By the end of December, Bloomberg, a multi-billionaire, had poured more than $200 million of his own money into his campaign — far outspending his competitors — with $132 million going to television advertising, $1.5 million for office space, and $700,000 for rental apartments for campaign staff, January filings reported in the Times show.

And despite abstaining from the Iowa Caucus and the New Hampshire primary — and the New York Democratic primary not being until April 28 — Bloomberg’s massive cash investment has paid off, with a recent Quinnipiac poll putting him at third place nationally, behind Vermont Senator Bernie Sanders and former Vice President Joe Biden, and Holt claimed that the businessman will be able to beat President Donald Trump in the general election because of his broad appeal to voters across the political spectrum. 

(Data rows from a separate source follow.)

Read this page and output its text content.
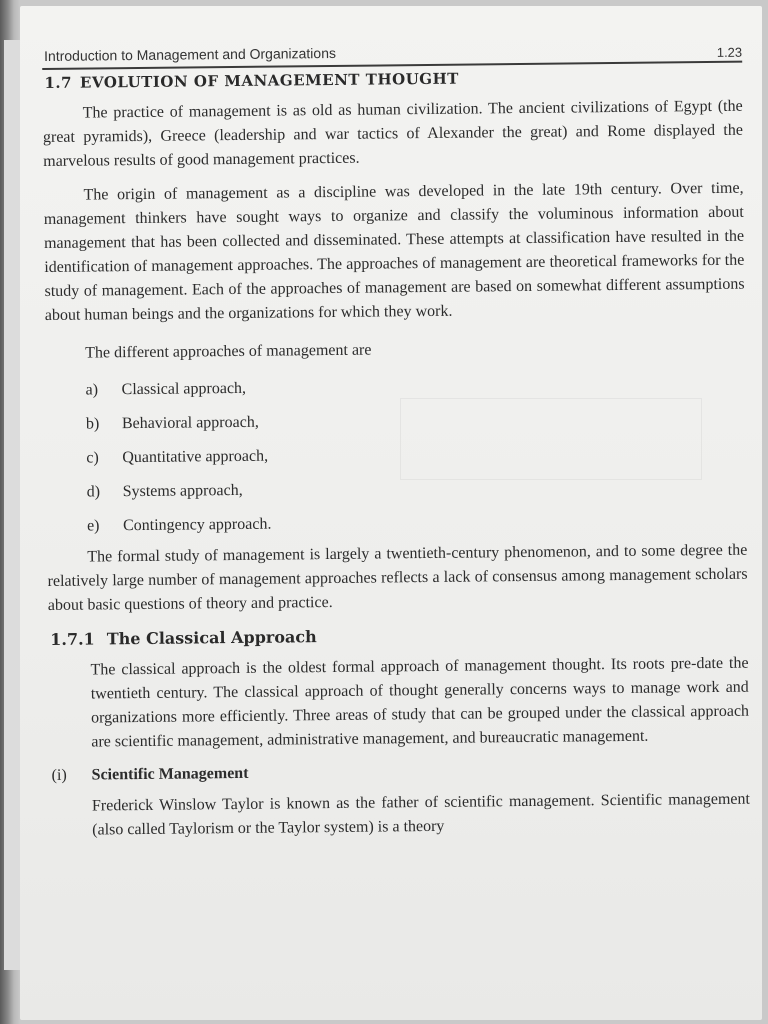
Introduction to Management and Organizations	1.23
1.7 EVOLUTION OF MANAGEMENT THOUGHT

The practice of management is as old as human civilization. The ancient civilizations of Egypt (the great pyramids), Greece (leadership and war tactics of Alexander the great) and Rome displayed the marvelous results of good management practices.

The origin of management as a discipline was developed in the late 19th century. Over time, management thinkers have sought ways to organize and classify the voluminous information about management that has been collected and disseminated. These attempts at classification have resulted in the identification of management approaches. The approaches of management are theoretical frameworks for the study of management. Each of the approaches of management are based on somewhat different assumptions about human beings and the organizations for which they work.

The different approaches of management are

a) Classical approach,
b) Behavioral approach,
c) Quantitative approach,
d) Systems approach,
e) Contingency approach.

The formal study of management is largely a twentieth-century phenomenon, and to some degree the relatively large number of management approaches reflects a lack of consensus among management scholars about basic questions of theory and practice.

1.7.1 The Classical Approach

The classical approach is the oldest formal approach of management thought. Its roots pre-date the twentieth century. The classical approach of thought generally concerns ways to manage work and organizations more efficiently. Three areas of study that can be grouped under the classical approach are scientific management, administrative management, and bureaucratic management.

(i) Scientific Management

Frederick Winslow Taylor is known as the father of scientific management. Scientific management (also called Taylorism or the Taylor system) is a theory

“Bloomberg hands down is the best to beat Donald Trump,” Holt said.  “His track record in New York City, I think we’ll continue to remind New Yorkers about it and educate new voters.”

But one of Bloomberg’s most controversial policies — stop-and-frisk, which disproportionately affected people of color — came back to bite him after a 2015 audio clip emerged on social media where the former mayor defended the policy, saying most criminals were young minority men.

“95% of your murders and murderers and murder victims fit one M.O. You can just take the description and Xerox it and pass it out to all the cops. They are male minorities 15 to 25,” said Bloomberg in the clip posted on Twitter by podcaster Benjamin Dixon Monday.

Under stop-and-frisk, police temporarily detained, questioned, and searched civilians on the street for weapons and other illegal goods. The policy overwhelmingly affected young black and Latino men, and Mayor Bill de Blasio reduced the practice after becoming mayor in 2014, although stop-and-frisk incidents spiked by 22 percent in 2019 — the highest number since 2015, the Post reported

Holt did not immediately respond to a follow up about the stop-and-frisk comments, but Bloomberg’s campaign press officer reached out with a statement, in which the candidate stated that he inherited the controversial policing practice, while admitting it was “overused” and that he should have curtailed its use sooner.

“I inherited the police practice of stop-and-frisk, and as part of our effort to stop gun violence it was overused,” the statement read. “By the time I left office, I cut it back by 95 percent, but I should’ve done it faster and sooner. I regret that and I have apologized — and I have taken responsibility for taking too long to understand the impact it had on Black and Latino communities.”

Bloomberg apologized for the policy at a black East New York megachurch back in November, but earned criticism from local politicos for waiting until the eve of his campaign launch to issue the mea culpa.

“Forgive many of us for questioning apologies a decade late and on the eve of a presidential run,” said Public Advocate Jumaane Williams at the time. “It is not nearly enough to erase the legacy of the systemic abuses of stop, question, and frisk on the people whose lives were harmed by over-policing, nor the communities criminalized by it.”